The outer loop, kv_iter, represents the number of forward tuning steps, while the inner loop, loader, corresponds to the evaluation (inference) process.

The exemplar_str variable, it indeed holds k examples. The few-shot inference setting is then accomplished by utilizing Key-Value matrices that have been optimized for idx steps (idx <= args.kv_iter).
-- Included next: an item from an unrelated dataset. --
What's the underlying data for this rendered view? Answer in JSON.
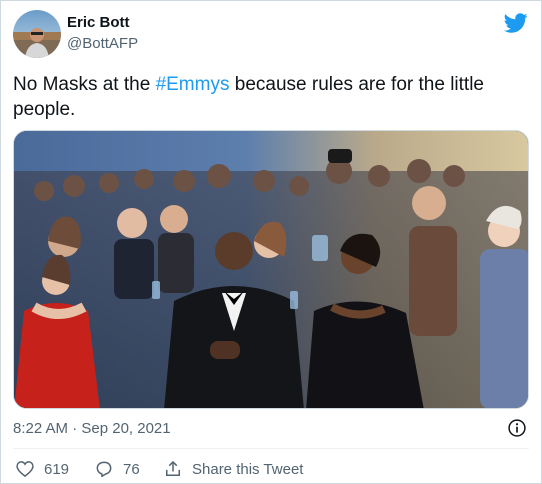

The inner loader loop takes these matrices as past_key_value and performs inference for each test input.

Here's a separated implementation.

# (1) Deep-Thinking for `num_steps` steps.
meta_optim.init()
for idx in range(num_steps):
    exemplar_kv = meta_optim.step(exemplar_input_ids)  # perform forward tuning

# (2) Inference using optimized Key-Value matrices.
generated_info = []  # question * [choice0_prob, choice1_prob]
for batch_input in tqdm(loader, desc=f"idx={idx}"):
    batch_input = [[e.cuda() for e in batch_choice] for batch_choice in batch_input]
    batch_output = do_infer_probs(
        exemplar_kv,
        exemplar_attn_mask.unsqueeze(0),
        batch_input,
    )  # [batch_of_choice0, batch_of_choice1, ...]
    zipped_logprobs = list(zip(*batch_output))  # batch * (choice0, choice1, ...)
    generated_info.extend(zipped_logprobs)

full_info, metric = task_agent.post_process(generated_info, metric_output=False)
metric_s = json.dumps(metric, indent=None)
logger.info(f"Iter={idx+1: <3} | {metric_s}")